Antes de salir echó una última ojeada hacia donde estaba el dueño, que mientras bebía parloteaba animadamente con un rubio engominado. Era Paul Newman, y ambos parecían muy alegres, y se reían de algo que, sin duda, les había hecho mucha gracia. Roberto se sorprendió. "¿Tendrá algo que ver Paul Newman en que no me dejen entrar?", se preguntó. "No lo creo. Ciertamente no nos soportamos, pero tampoco hemos tenido nunca ningún roce fuerte. Es absurdo pensar eso".

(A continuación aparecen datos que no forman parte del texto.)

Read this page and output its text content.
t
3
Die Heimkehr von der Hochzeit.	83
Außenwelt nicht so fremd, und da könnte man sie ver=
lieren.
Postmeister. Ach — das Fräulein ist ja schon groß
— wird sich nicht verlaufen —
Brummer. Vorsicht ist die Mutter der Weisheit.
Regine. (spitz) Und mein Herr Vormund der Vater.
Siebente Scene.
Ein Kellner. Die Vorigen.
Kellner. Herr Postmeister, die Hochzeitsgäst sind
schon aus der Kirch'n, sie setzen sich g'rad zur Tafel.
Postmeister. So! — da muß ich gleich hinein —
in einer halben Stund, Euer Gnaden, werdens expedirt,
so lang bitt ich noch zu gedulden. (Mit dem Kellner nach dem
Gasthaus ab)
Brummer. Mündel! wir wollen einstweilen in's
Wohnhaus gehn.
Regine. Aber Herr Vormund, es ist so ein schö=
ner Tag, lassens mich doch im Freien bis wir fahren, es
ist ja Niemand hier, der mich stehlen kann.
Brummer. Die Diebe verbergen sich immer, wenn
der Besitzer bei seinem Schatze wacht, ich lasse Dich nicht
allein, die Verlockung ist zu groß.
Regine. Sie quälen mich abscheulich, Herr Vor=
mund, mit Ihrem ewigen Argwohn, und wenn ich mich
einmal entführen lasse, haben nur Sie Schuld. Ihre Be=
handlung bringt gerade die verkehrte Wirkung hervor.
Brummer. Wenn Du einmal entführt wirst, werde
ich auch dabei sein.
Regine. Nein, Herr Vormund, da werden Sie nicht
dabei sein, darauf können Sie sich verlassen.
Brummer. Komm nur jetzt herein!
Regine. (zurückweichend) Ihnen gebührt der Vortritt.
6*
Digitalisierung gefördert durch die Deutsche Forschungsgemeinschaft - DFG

Volvió a apoyarse al lado de la entrada, ahora acompañado de Elena, que le dijo:

-Joder, es que también Amaranta tendría que insistir un poco más para que entraras, que el reservado está a su nombre.
-Puede ser. -soltó lacónicamente Roberto.
-Ahora vuelvo, Roberto, que voy a buscar a una amiga. No te muevas.
-Vale.

Otra vez solo en aquel mar infecto. Empezó a elucubrar meterse en el reservado burlando a los centinelas. "Por ahí parece que hay un hueco... no, está demasiado a la vista, y además, si lograrar entrar, luego me verían dentro y podría tener problemas. Pero el que no arriesga no gana... Mira, ahora parece despistado", pensaba. Mas él sabía que no se le daban bien esa clase de ardides, y que jamás lo intentaría. Al rato apareció Amaranta, que se soprendió al verle en el mismo sitio donde le había dejado, solo.

-Pero qué haces ahí todavía, creía que te habías ido.
-Ya ves que no.
-Estás solo...
-Parece claro que sí.
-¿Y Elena?
-No lo sé, hace un rato que me dijo que iba a buscar a una amiga.
-Jo, Roberto, vete a casa, que me haces sentir mal.
-Pues quédate conmigo e igual te sientes mejor.
-No puedo, ya te lo he dicho, que tengo a mucha gente.
-Pero yo he venido a verte a tí, Amaranta.
-¿Es que por qué no te has traído zapatos, tonto?
-Ya no se puede hacer nada. Quédate un rato y ya me voy.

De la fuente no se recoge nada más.